Introduction

Harlot: A Revealing Look at the Arts of Persuasion is a digital magazine and web forum that solicits and publishes smart, playful, and accessible conversations about rhetoric in everyday life. As a netroots campaign in rhetorical literacy, Harlot is meant to engage, inspire, and connect public as well as academic audiences in critical and creative discussions of the subtly persuasive communication that surrounds us every day.
Last year, Harlot put out a call for submissions for a special issue on family rhetoric. The sixth issue of Harlot, this special issue attracted a record number of submissions for our journal. For some, the connection was deeply personal; for others, cultural representations of family and/or the role of various communities on family drew shrewd attention. Ultimately, the pieces submitted for this issue offered critical and creative insights about family rhetoric (how family members communicate with each other) and the rhetoric of family (how culture and society inform us about the meaning of family). They represent an array of perspectives, experiences, and forms of expressing our connections and disconnections with family.

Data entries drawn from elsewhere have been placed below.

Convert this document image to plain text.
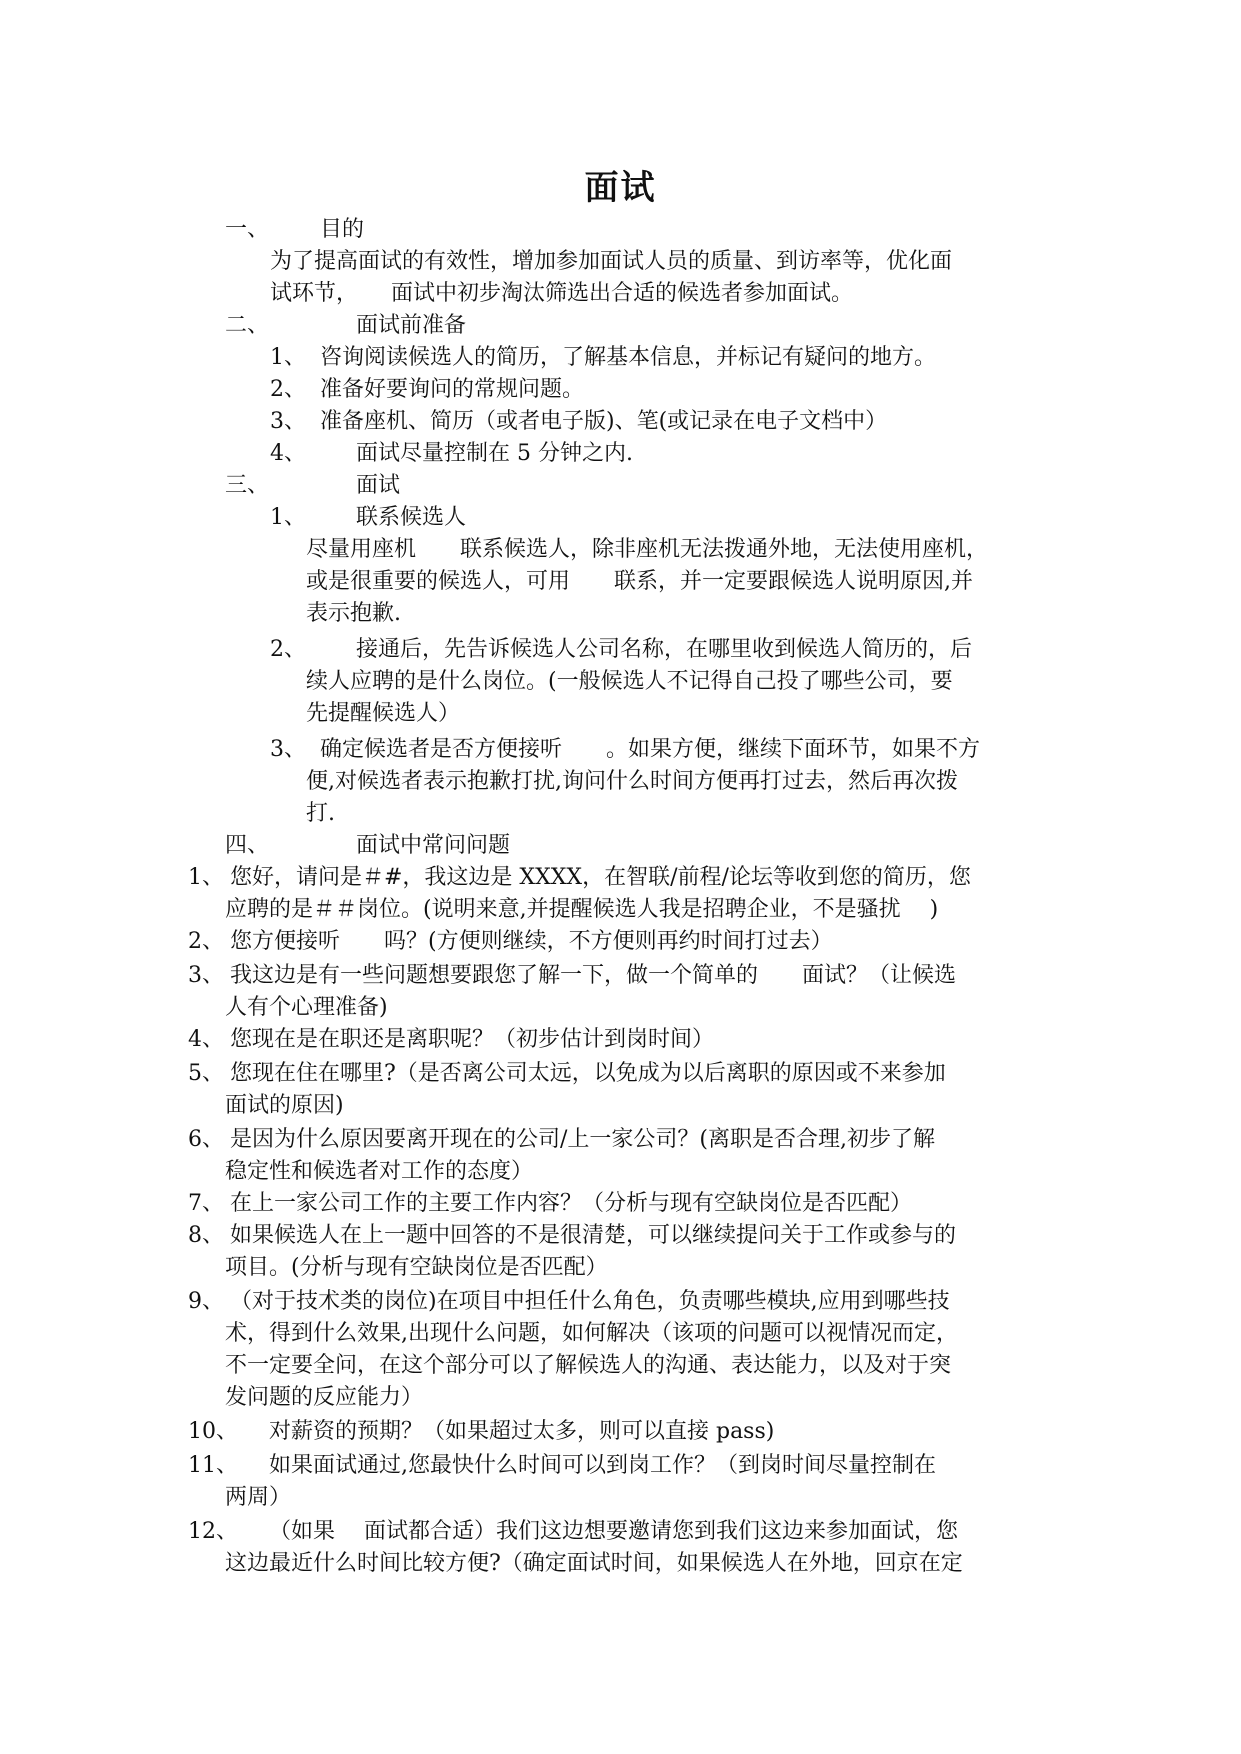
面试
一、 目的
为了提高面试的有效性，增加参加面试人员的质量、到访率等，优化面
试环节，　　面试中初步淘汰筛选出合适的候选者参加面试。
二、	面试前准备
1、 咨询阅读候选人的简历，了解基本信息，并标记有疑问的地方。
2、 准备好要询问的常规问题。
3、 准备座机、简历（或者电子版)、笔(或记录在电子文档中）
4、 面试尽量控制在 5 分钟之内.
三、	面试
1、 联系候选人
尽量用座机　　联系候选人，除非座机无法拨通外地，无法使用座机，
或是很重要的候选人，可用　　联系，并一定要跟候选人说明原因,并
表示抱歉.
2、 接通后，先告诉候选人公司名称，在哪里收到候选人简历的，后
续人应聘的是什么岗位。(一般候选人不记得自己投了哪些公司，要
先提醒候选人）
3、 确定候选者是否方便接听　　。如果方便，继续下面环节，如果不方
便,对候选者表示抱歉打扰,询问什么时间方便再打过去，然后再次拨
打.
四、	面试中常问问题
1、 您好，请问是＃#，我这边是 XXXX，在智联/前程/论坛等收到您的简历，您
应聘的是＃＃岗位。(说明来意,并提醒候选人我是招聘企业，不是骚扰　 )
2、 您方便接听　　吗？(方便则继续，不方便则再约时间打过去）
3、 我这边是有一些问题想要跟您了解一下，做一个简单的　　面试？（让候选
人有个心理准备)
4、 您现在是在职还是离职呢？（初步估计到岗时间）
5、 您现在住在哪里?（是否离公司太远，以免成为以后离职的原因或不来参加
面试的原因)
6、 是因为什么原因要离开现在的公司/上一家公司？(离职是否合理,初步了解
稳定性和候选者对工作的态度）
7、 在上一家公司工作的主要工作内容？（分析与现有空缺岗位是否匹配）
8、 如果候选人在上一题中回答的不是很清楚，可以继续提问关于工作或参与的
项目。(分析与现有空缺岗位是否匹配）
9、 （对于技术类的岗位)在项目中担任什么角色，负责哪些模块,应用到哪些技
术，得到什么效果,出现什么问题，如何解决（该项的问题可以视情况而定，
不一定要全问，在这个部分可以了解候选人的沟通、表达能力，以及对于突
发问题的反应能力）
10、 　 对薪资的预期？（如果超过太多，则可以直接 pass)
11、 　 如果面试通过,您最快什么时间可以到岗工作？（到岗时间尽量控制在
两周）
12、 　 （如果　 面试都合适）我们这边想要邀请您到我们这边来参加面试，您
这边最近什么时间比较方便?（确定面试时间，如果候选人在外地，回京在定
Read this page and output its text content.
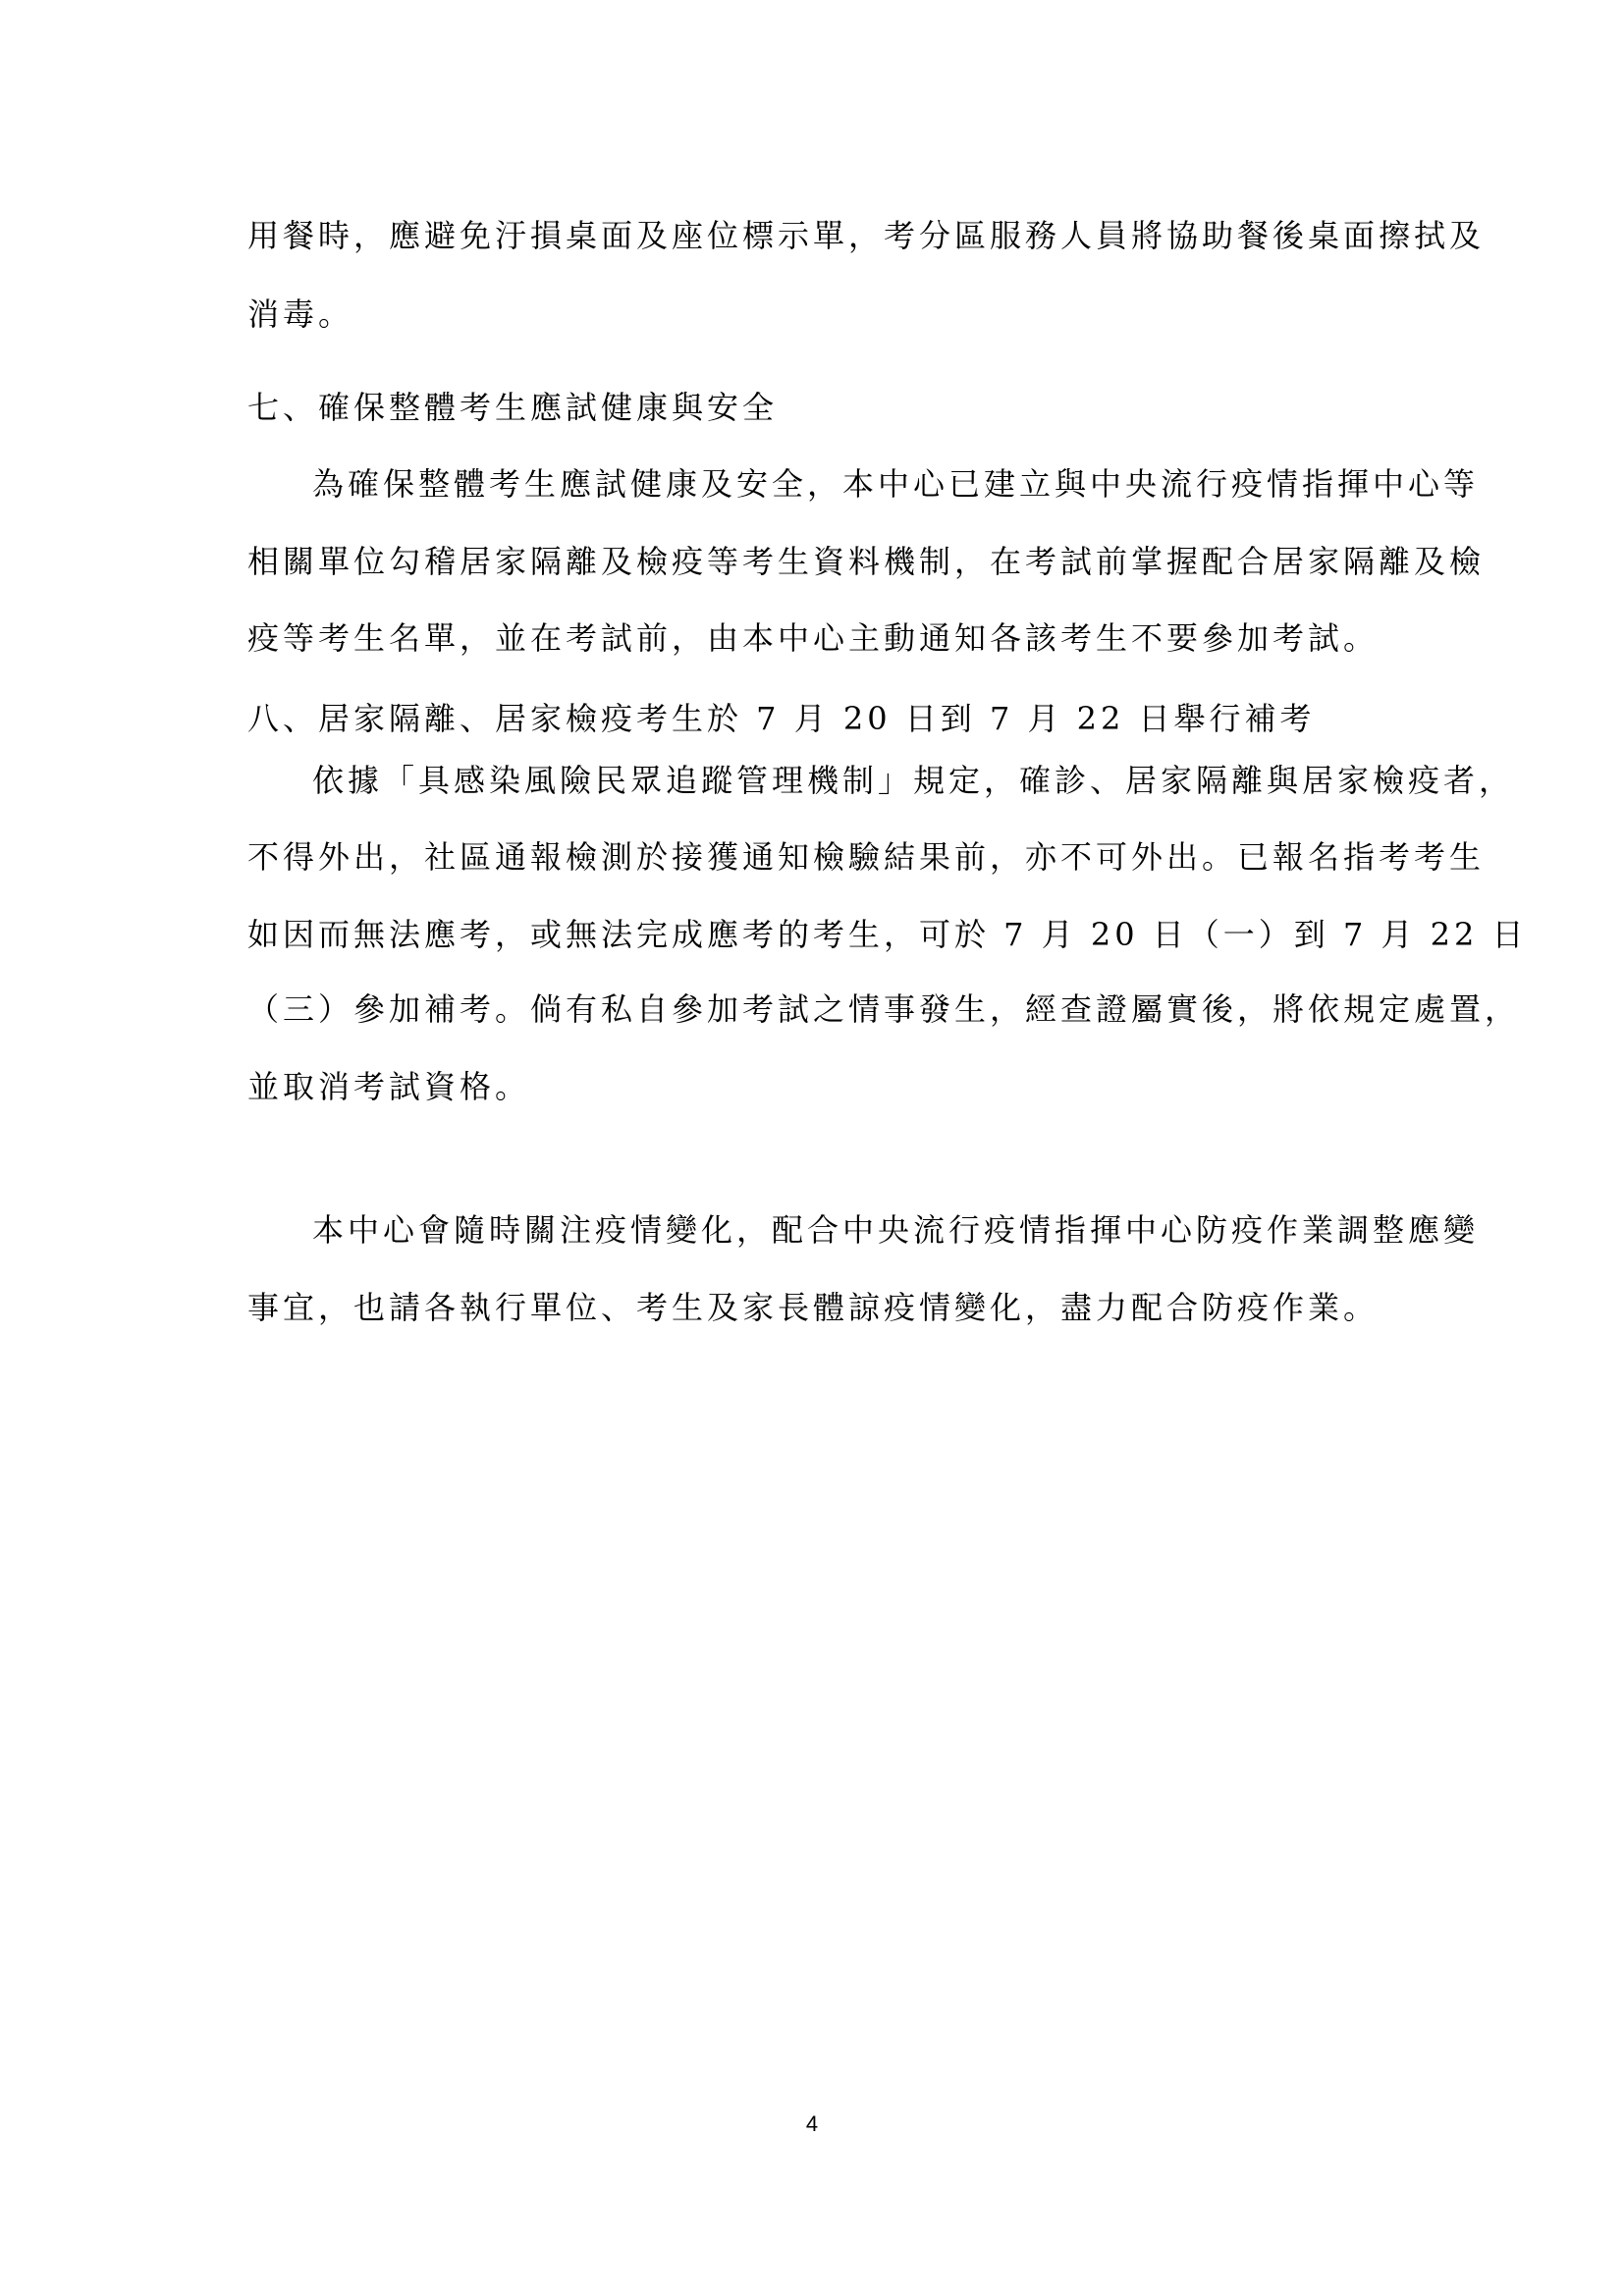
用餐時，應避免汙損桌面及座位標示單，考分區服務人員將協助餐後桌面擦拭及
消毒。
七、確保整體考生應試健康與安全
為確保整體考生應試健康及安全，本中心已建立與中央流行疫情指揮中心等
相關單位勾稽居家隔離及檢疫等考生資料機制，在考試前掌握配合居家隔離及檢
疫等考生名單，並在考試前，由本中心主動通知各該考生不要參加考試。
八、居家隔離、居家檢疫考生於 7 月 20 日到 7 月 22 日舉行補考
依據「具感染風險民眾追蹤管理機制」規定，確診、居家隔離與居家檢疫者，
不得外出，社區通報檢測於接獲通知檢驗結果前，亦不可外出。已報名指考考生
如因而無法應考，或無法完成應考的考生，可於 7 月 20 日（一）到 7 月 22 日
（三）參加補考。倘有私自參加考試之情事發生，經查證屬實後，將依規定處置，
並取消考試資格。
本中心會隨時關注疫情變化，配合中央流行疫情指揮中心防疫作業調整應變
事宜，也請各執行單位、考生及家長體諒疫情變化，盡力配合防疫作業。
4
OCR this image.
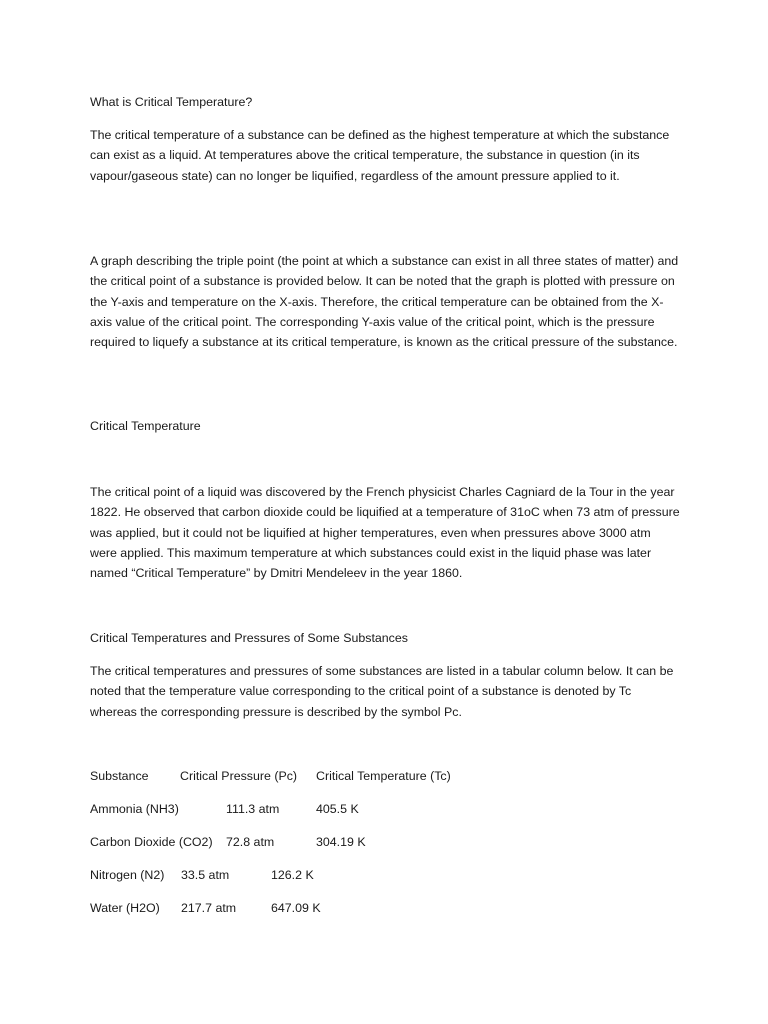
What is Critical Temperature?

The critical temperature of a substance can be defined as the highest temperature at which the substance can exist as a liquid. At temperatures above the critical temperature, the substance in question (in its vapour/gaseous state) can no longer be liquified, regardless of the amount pressure applied to it.

A graph describing the triple point (the point at which a substance can exist in all three states of matter) and the critical point of a substance is provided below. It can be noted that the graph is plotted with pressure on the Y-axis and temperature on the X-axis. Therefore, the critical temperature can be obtained from the X-axis value of the critical point. The corresponding Y-axis value of the critical point, which is the pressure required to liquefy a substance at its critical temperature, is known as the critical pressure of the substance.

Critical Temperature

The critical point of a liquid was discovered by the French physicist Charles Cagniard de la Tour in the year 1822. He observed that carbon dioxide could be liquified at a temperature of 31oC when 73 atm of pressure was applied, but it could not be liquified at higher temperatures, even when pressures above 3000 atm were applied. This maximum temperature at which substances could exist in the liquid phase was later named “Critical Temperature” by Dmitri Mendeleev in the year 1860.

Critical Temperatures and Pressures of Some Substances

The critical temperatures and pressures of some substances are listed in a tabular column below. It can be noted that the temperature value corresponding to the critical point of a substance is denoted by Tc whereas the corresponding pressure is described by the symbol Pc.

Substance	Critical Pressure (Pc) Critical Temperature (Tc)
Ammonia (NH3)	111.3 atm	405.5 K
Carbon Dioxide (CO2) 72.8 atm	304.19 K
Nitrogen (N2) 33.5 atm	126.2 K
Water (H2O) 217.7 atm	647.09 K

As special issue editors and Editorial Board members, in the course of reviewing the submissions, we were struck by the makeup of the creators and their topics and by the personal perspective many of them took. An overwhelmingly high percentage of works were composed by women or focused on women’s experiences, such as mothering and motherhood, and a large percentage were composed in the form of a personal narrative. What does it mean, we wondered, that a 21st-century call for exploring family rhetoric invokes more responses from women – particularly from women concerned with the perceptions, definitions, and expectations of motherhood? We started wondering if the large number of submissions about mothering and motherhood weren’t telling us something important about the discursive spaces created by digital publishing or about how our space was being received and considered by authors.
The Call For Submissions
Remember when you asked Dad instead of Mom to see Basic Instinct in the theatre when you were twelve? Remember when you learned to wait for planes to fly overhead so that the noise would drown the sound of your creaking window when you were sneaking out? Remember the time your grandma told you that "this place is nice for how you live"? And remember the time your grandpa said, "you'll understand when you're older"?
Now, remember when you saw the Keatons, Huxtables, Seavers, Tanners, and Winslows. The Taylors, Bluths, Barones and the Gosselins and Duggars. Remember these families? Remember how they taught you about being moms, dads, brothers, and sisters, aunts and uncles, cousins, and grandparents?
For this issue of Harlot, we are calling for rhetorically reflective stories (rhetflections, if you will), analyses, and critiques of family. We want to learn about communication in that pervasively hidden community where you use rhetorical tactics to negotiate spaces, passive aggressive behaviors, and statements that foreclose argument with an audience of relatives. We want to learn about the rhetorical practices of moms, dads, sisters, brothers, uncles, aunts, cousins, and grandparents; we want to know about the rhetorical moves that make them what they are. In other words, we want to learn about the rhetoric of family.
This Special Issue provides an opportunity for exploring family rhetorics and the ways in which your own experiences or the ones you see around you rhetorically construct family. Areas of interest for this special journal issue include, but are not limited to, the following topics:
Family in media representations
•• TV
•• Film
•• Web
•• Portraits
•• The White House
Family in social networking communities
•• Forums
•• Blogs
•• Facebook
•• myspace
•• Twitter
Family and
•• gender
•• race
•• class
•• disability
•• transgressions
Expose your insights traditionally (words coupling with other words like an essay, poem, or short story) or non-traditionally (words coupling with video, pics, sounds or multimedia like a film, a website or a speech).
Submissions due: January 15th, 2011
Submit at www.harlotofthearts.org
Our Purpose
Wanting to know more about why this call had such an impact and resulted in the responses it did, we contacted our authors and created a secure online database where they could login and anonymously respond to several survey questions, and see and comment on each others’ responses. Together, the submissions we received and creators’ responses to the survey teach us something about contemporary ideas and concerns about family and about how calls for submissions, publishing spaces, and intended audiences are being considered and imagined by writers. Today, we share with you what we learned.